A visita guiada ao centro, que terá cerca de três horas, será oferecida em oito idiomas e haverá também um itinerário especial para os mais jovens e serviços para idosos. Abaixo o Módulo 2, sobre “no coração dos rerroirs”

Serão oferecidos cursos com foco em “uma imersão no universo cultural do vinho", marcada por "estágios lúdicos, oníricos e sensoriais", para permitir uma melhor compreensão da importância do vinho. O Módulo 3, abaixo é sobre “vinhos para todos os gostos”.

A construção do centro, que "não é nem museu nem parque temático, mas tudo isso e muito mais", segundo qualificou o diretor do projeto, Philippe Massol, será executado por um consórcio de 40 empresas se reuniram em torno da empresa GTM Bâtiment Aquitaine, subsidiária da empresa de construção Vinci Construction. Abaixo, o Módulo 4, sobre a água e o vinho.

"Queremos ajudar a proteger e transmitir ao público em geral a milenar cultura do vinho", informou aos jornalistas no evento de início das obras Sylvie Cazes, uma das líderes do projeto, para quem o futuro centro será o primeiro de seu tipo na Europa. Veja abaixo o Módulo 5, sobre “o vinho no coração das civilizações”

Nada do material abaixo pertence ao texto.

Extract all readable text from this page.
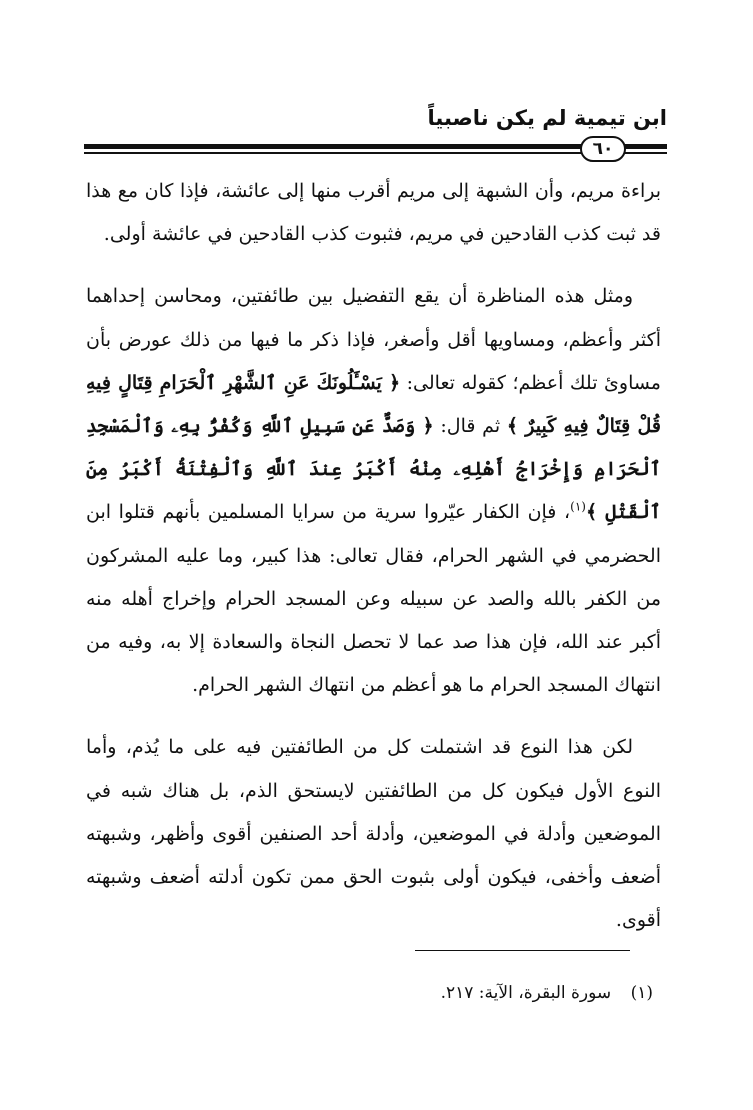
ابن تيمية لم يكن ناصبياً
٦٠

براءة مريم، وأن الشبهة إلى مريم أقرب منها إلى عائشة، فإذا كان مع هذا قد ثبت كذب القادحين في مريم، فثبوت كذب القادحين في عائشة أولى.

ومثل هذه المناظرة أن يقع التفضيل بين طائفتين، ومحاسن إحداهما أكثر وأعظم، ومساويها أقل وأصغر، فإذا ذكر ما فيها من ذلك عورض بأن مساوئ تلك أعظم؛ كقوله تعالى: ﴿ يَسْـَٔلُونَكَ عَنِ ٱلشَّهْرِ ٱلْحَرَامِ قِتَالٍ فِيهِ قُلْ قِتَالٌ فِيهِ كَبِيرٌ ﴾ ثم قال: ﴿ وَصَدٌّ عَن سَبِيلِ ٱللَّهِ وَكُفْرٌۢ بِهِۦ وَٱلْمَسْجِدِ ٱلْحَرَامِ وَإِخْرَاجُ أَهْلِهِۦ مِنْهُ أَكْبَرُ عِندَ ٱللَّهِ وَٱلْفِتْنَةُ أَكْبَرُ مِنَ ٱلْقَتْلِ ﴾$^{(١)}$، فإن الكفار عيّروا سرية من سرايا المسلمين بأنهم قتلوا ابن الحضرمي في الشهر الحرام، فقال تعالى: هذا كبير، وما عليه المشركون من الكفر بالله والصد عن سبيله وعن المسجد الحرام وإخراج أهله منه أكبر عند الله، فإن هذا صد عما لا تحصل النجاة والسعادة إلا به، وفيه من انتهاك المسجد الحرام ما هو أعظم من انتهاك الشهر الحرام.

لكن هذا النوع قد اشتملت كل من الطائفتين فيه على ما يُذم، وأما النوع الأول فيكون كل من الطائفتين لايستحق الذم، بل هناك شبه في الموضعين وأدلة في الموضعين، وأدلة أحد الصنفين أقوى وأظهر، وشبهته أضعف وأخفى، فيكون أولى بثبوت الحق ممن تكون أدلته أضعف وشبهته أقوى.

(١) سورة البقرة، الآية: ٢١٧.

O complexo também contará com um auditório com 250 lugares, uma sala de documentação e leitura, um centro de mídia e seis salas de reuniões para oficinas de iniciação e degustação. Veja abaixo o Módulo 6, sobre “o vinho e o despertar dos cinco sentidos”

Em principio o centro terá duas grandes exposições anuais e uma ampla programação com diferentes manifestações artísticas, científicas e culturais como concertos, debates e simpósios. Abaixo o esboço do Módulo 7, que será sobre “o vinho e você”

O custo total do projeto está estimado em 63 milhões de Euros, dos quais 77% virão de  financiamento público (compartilhado pela União Europeia , pelo Conselho da Cidade e pelo governo francês, entre outros agências) e os 23% restantes do setor privado. O Módulo 8, abaixo, apresentará o tema “sabores e sonhos”.
O critico de vinhos Robert Parker foi nomeado embaixador da Cidade – veja foto abaixo.
A abertura ao público está prevista para abril de 2016. Com a Cidade das Civilizações do Vinho, a cidade de Bordeaux, que já é considerada a capital econômica do vinho, se tornará também a capital cultural do mundo do vinho. Abaixo, uma concepção do futuro restaurante panorâmico.

Em termos empresariais o centro vai criar 600 postos de trabalho durante a fase de construção e 750 empregos, direta ou indiretamente, uma vez concluído; entrando em operação deverá movimentar cerca de 40 milhões de euros por ano para a economia local, com a visitação estimada decerca de 450 mil pessoas cada ano, dos quais 80% seriam turistas franceses e 20% estrangeiros. A cidade de Bordeaux já recebe uma média de três milhões de visitantes por ano.


(*) Rogerio Ruschel é jornalista, enófilo e gostou muito de Bordeaux quando lá esteve.